Mindestens fünf Menschen seien bei der Havarie des Schlauchbootes ums Leben gekommen, darunter ein Kind. Ein weiteres Kleinkind werde vermisst. Ingesamt befanden sich offenbar rund 100 Menschen an Bord des Schlauchboots.
Die libysche Küstenwache schweigt
Nach Zählung der Sea Watch nahm die libysche Küstenwache etwa 45 Menschen mit. 58 nahm die Sea Watch an Bord. Drei der Leichen übernahm ein französisches Kriegsschiff, das tote Baby blieb zunächst an Bord der Sea Watch. Über die Staatsangehörigkeit der Schiffbrüchigen konnte Sea Watch keine Angaben machen.
Eine Stellungnahme von offizieller libyscher Seite gab es zunächst nicht. Die öffentlich einsehbaren Positionsdaten der Sea Watch III zeigen, dass das Schiff zur fraglichen Zeit, wie von der Organisation angegeben, etwa 30 Meilen nördlich von Tripolis kreuzte, also in internationalen Gewässern.

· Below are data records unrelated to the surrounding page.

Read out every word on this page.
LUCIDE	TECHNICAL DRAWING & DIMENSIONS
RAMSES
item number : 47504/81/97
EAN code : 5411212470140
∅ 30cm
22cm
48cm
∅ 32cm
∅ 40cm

Auf einem von Sea Watch veröffentlichten Video ist ein großer Militärhubschrauber zu sehen, der bis auf wenige Meter über dem Wasserspiegel absinkt und ein Patrouillenboot umkreist – offenbar um es aufzuhalten. Bilder zeigen, dass es sich bei dem libyschen Patrouillenboot um eines jener Schiffe handelt, die Italien Libyen kürzlich zur Verfügung gestellt hat.
Leser*innenkommentare
Margit Becker-Köberer
Wie der Ablauf war, erkennt man unzweifelhaft über nachfolgenden Link
https://sea-watch.org/update-beweise-libysche-kuestenwache/
Und die EU zahlt, damit solche Milizen gerettete Flüchtlinge entgegen des Völkerrechts (siehe hierzu nachfolgenden Link)
https://www.bundestag.de/blob/516166/90470cc9ff31524a40522ac738f79fbd/wd-2-068-17-pdf-data.pdf
wieder in kz-artige Lager bringen.
Ati Bay
Tatsache ist, dass die Flüchtlinge keine Badeurlauber waren, einen Ziel hatten und in der Situation ist nun Mal Sea Watch die bessere Alternative.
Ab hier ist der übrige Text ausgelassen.